Our ever-increasing reliance on cyber technologies has generated a parallel vulnerability to cyber attacks on an individual, industry-wide and governmental level. The importance of attaining greater cyber security is beginning to get the rhetorical attention it deserves. But the ability and willingness of Canada and other Western governments to take concrete action is another matter.
In 2010, Canada released a Cyber Security Strategy. This strategy outlines worthy goals such as "making cyberspace more secure for all Canadians;" establishes pillars like "securing government systems," "partnering to secure vital cyber systems outside the federal government," "helping Canadians to be secure online;" and promises to "protect the integrity of Government systems and our nation's critical assets. It will combat cybercrime and protect Canadians as they use cyberspace in their daily lives." However, some insiders suggest that beyond the platitudes espoused in this publicly accessible document, there are few real plans for improving cyber security.
The situation may not be much better in the U.S., where the risks are even more pronounced. In a January 2012 worldwide threat assessment, Director of National Intelligence James Clapper asserted, "Cyber threats pose a critical national and economic security concern." In March, FBI Director Robert Mueller told security professionals that, "Terrorism does remain the FBI's top priority, but in the not too-distant-future we anticipate that the cyberthreat will pose the greatest threat to our country."

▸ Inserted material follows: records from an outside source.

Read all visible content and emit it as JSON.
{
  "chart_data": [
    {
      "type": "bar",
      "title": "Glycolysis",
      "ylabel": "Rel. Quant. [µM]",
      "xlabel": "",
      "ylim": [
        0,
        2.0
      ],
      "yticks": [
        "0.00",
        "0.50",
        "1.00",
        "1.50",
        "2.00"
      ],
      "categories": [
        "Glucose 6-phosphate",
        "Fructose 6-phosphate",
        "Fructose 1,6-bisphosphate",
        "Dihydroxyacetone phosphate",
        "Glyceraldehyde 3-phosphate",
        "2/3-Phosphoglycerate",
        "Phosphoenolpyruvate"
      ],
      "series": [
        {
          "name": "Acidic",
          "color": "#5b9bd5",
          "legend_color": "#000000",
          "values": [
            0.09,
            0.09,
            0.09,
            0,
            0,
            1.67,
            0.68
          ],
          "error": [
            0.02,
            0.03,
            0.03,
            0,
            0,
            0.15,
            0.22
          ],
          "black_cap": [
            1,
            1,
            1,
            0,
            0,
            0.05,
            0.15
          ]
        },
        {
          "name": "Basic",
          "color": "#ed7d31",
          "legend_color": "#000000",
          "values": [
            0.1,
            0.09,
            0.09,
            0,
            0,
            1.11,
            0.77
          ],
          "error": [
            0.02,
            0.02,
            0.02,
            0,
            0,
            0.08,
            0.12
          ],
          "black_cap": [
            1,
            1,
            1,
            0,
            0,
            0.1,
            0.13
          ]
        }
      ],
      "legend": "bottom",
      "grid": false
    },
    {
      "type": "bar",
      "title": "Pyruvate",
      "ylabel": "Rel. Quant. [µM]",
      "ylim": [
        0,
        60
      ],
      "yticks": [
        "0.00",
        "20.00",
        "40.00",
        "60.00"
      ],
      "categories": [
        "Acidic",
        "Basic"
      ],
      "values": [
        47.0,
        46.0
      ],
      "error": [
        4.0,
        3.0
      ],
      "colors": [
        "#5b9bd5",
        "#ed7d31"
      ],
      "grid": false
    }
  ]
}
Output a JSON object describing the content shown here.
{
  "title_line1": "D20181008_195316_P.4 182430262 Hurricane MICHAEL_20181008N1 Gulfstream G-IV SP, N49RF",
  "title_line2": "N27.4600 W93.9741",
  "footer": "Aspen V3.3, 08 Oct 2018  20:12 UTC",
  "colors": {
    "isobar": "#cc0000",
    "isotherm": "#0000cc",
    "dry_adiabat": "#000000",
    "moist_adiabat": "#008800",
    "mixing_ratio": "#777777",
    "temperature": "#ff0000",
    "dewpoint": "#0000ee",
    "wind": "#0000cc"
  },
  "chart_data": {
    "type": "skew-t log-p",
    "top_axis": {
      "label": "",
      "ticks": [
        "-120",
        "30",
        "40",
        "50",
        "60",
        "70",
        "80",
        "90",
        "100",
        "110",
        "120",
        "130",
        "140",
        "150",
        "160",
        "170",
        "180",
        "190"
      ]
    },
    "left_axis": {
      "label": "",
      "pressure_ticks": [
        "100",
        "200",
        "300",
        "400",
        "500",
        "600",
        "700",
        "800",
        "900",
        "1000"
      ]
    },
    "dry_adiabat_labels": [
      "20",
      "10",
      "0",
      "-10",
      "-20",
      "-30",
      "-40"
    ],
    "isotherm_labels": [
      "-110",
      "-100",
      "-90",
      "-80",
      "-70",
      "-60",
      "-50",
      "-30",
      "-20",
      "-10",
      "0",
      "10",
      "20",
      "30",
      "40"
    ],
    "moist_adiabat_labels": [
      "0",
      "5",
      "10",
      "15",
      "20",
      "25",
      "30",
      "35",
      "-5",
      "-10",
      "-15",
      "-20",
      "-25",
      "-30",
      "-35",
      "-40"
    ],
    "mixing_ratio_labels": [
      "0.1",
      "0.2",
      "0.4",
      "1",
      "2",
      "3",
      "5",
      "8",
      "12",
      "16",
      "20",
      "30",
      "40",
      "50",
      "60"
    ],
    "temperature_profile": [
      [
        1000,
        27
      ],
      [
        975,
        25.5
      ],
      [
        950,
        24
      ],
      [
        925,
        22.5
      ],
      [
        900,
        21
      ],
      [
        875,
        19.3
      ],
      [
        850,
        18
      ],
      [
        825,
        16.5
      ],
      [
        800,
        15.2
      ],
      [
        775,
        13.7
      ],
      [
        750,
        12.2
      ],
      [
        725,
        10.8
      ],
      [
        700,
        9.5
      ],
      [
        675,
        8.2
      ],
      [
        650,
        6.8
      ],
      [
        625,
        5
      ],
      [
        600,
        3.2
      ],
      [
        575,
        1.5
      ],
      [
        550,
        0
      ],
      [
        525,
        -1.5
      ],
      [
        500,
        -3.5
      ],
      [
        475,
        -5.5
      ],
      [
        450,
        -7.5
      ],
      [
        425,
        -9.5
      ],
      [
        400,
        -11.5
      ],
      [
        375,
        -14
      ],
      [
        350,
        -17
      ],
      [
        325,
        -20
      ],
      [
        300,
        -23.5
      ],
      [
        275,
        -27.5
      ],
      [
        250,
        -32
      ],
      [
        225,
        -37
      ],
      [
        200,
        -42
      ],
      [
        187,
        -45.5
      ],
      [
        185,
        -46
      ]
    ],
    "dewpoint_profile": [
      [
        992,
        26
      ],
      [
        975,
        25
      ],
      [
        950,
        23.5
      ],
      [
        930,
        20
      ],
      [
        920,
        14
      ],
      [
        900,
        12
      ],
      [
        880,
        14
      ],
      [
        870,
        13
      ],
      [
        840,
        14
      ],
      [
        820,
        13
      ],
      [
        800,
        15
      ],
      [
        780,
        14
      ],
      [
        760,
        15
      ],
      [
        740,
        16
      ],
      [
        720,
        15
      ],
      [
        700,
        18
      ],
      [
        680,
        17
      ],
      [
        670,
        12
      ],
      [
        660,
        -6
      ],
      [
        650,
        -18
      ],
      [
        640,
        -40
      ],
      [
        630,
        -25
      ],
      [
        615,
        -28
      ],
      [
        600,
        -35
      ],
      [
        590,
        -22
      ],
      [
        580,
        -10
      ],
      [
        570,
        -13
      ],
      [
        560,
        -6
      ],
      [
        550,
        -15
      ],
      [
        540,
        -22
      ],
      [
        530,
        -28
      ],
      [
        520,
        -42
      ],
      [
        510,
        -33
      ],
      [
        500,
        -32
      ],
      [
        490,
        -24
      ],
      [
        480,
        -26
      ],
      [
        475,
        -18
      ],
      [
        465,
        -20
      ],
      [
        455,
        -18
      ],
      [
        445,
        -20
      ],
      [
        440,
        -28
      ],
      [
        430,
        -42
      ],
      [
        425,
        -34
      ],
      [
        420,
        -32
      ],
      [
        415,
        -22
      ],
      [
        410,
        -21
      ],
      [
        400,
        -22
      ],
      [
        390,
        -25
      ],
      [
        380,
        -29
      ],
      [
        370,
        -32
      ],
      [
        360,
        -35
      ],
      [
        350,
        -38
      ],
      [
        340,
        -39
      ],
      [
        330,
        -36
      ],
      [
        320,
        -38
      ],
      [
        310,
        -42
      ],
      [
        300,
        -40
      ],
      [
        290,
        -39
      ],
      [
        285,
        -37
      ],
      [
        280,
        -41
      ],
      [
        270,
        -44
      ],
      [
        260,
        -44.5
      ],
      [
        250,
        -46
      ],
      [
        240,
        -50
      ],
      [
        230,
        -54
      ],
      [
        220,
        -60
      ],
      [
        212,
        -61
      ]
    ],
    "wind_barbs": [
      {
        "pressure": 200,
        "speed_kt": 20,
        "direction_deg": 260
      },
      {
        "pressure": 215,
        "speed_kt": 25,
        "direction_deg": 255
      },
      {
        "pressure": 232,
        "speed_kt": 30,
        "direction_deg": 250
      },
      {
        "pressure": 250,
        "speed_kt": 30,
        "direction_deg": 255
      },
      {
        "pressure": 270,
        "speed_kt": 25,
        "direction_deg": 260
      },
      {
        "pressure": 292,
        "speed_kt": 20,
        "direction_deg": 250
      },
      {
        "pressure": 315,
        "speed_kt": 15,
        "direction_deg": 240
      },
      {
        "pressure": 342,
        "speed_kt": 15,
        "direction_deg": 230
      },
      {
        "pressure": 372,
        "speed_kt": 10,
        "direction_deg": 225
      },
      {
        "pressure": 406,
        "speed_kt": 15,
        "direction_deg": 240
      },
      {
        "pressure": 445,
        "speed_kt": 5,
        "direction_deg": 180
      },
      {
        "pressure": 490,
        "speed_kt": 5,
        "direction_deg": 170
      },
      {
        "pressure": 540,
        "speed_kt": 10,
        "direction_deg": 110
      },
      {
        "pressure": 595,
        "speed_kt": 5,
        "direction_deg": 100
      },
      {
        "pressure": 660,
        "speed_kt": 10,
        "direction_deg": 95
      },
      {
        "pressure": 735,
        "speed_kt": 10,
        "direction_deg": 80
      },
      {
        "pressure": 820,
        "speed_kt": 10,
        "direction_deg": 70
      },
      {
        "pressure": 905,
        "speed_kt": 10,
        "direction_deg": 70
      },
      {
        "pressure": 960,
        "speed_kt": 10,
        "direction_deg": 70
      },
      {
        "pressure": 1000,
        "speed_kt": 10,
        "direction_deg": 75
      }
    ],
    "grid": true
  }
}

Yet even American officials recognize that the government could be doing more. Jason Healey, White House director of cyber infrastructure protection from 2003-2005, has remarked that if a serious cyber attack were to strike in the U.S., a call to the Department of Homeland Security for help would not be terribly useful. Rather, according to Healey, "If we do ever have a cyberwar, it will be won or lost in the private sector."
This context helps to appreciate the title of security expert Tom Quiggin's paper, "'Don't Call Us': Governments, Cyber Security, and Implications for the Private Sector." In this report, published last month by Queen's University, Quiggin outlines several problems that Western countries need to address.
For starters, international norms do not exist for cyber behaviour, and governments are therefore unclear as to how concepts of deterrence, escalation and retaliation apply in the case of a foreign state-sponsored cyber attack. While land, air and sea have long been the three conventional domains of war, Quiggin points out that the rules surrounding conflict were never clearly extended into the fourth domain of outer space, and certainly not into the fifth domain of cyber space.
Quiggin also questions the claims by governments in the West that cyber security is a priority; their words are belied by the "amount of effort, money and coordination going into actual solutions." Rafal Rohozinski, a cyber security expert with The SecDev Group, singles out Canada in this regard. He notes that in contrast to the UK, which committed £650 million to cyber defence, Canada committed only $95 million. Canada's actions, Rohozinski maintains, need to reflect the recognition that "control and ability to act in the cyber domain is as important in the information age as was the ability to generate force [...] in the industrial era."
The concern is that some countries may have reached this very conclusion sooner. While terrorist groups and criminals perpetrate cyber attacks, many contend that cyber warfare and espionage by foreign military and intelligence services pose the greatest threat. China and Russia are seen as the worst offenders, but Iran (which has also been on the receiving end of cyber attacks) is close behind.
Director of National Intelligence James Clapper stated in recent congressional testimony that Iran's "cyber capabilities...have dramatically increased in recent years in depth and complexity." Google Executive Chairman Eric Schmidt has contended that the "Iranians are unusually talented in cyber warfare for reasons we don't fully understand." According to U.S. Representative Dan Lungren (R-CA), Iran's cyber capability has been rated among the top five globally, and the country has recently invested $1 billion in new cyber warfare technology. An October 2011 assessment by the Center for Strategic and International Studies found that Iran's Islamic Revolutionary Guard Corps (IRGC), which is responsible for the regime's nuclear program, international terrorist activities and domestic human rights violations, also has a cyber-warfare unit with a staff of about 2,400 and a budget of $76 million.
To strengthen Canada's cyber security, the government could start by reading reports like Quiggin's, and considering recommendations from Ronald Deibert and Rafal Rohozinski: Canada should "convene a meeting of major powers to formulate a Treaty of Cyberspace recognizing that this domain is now of equal importance to that of land, air, space and sea" and "take a leading role in defining international mechanisms for dealing with cyber incidents at a global level".
Quiggin believes that the private sector should create its own defensive capabilities. It should. But his conclusion is premised on the assumption that the government's contribution to enhanced cyber defence will be small. Ottawa should prove him wrong.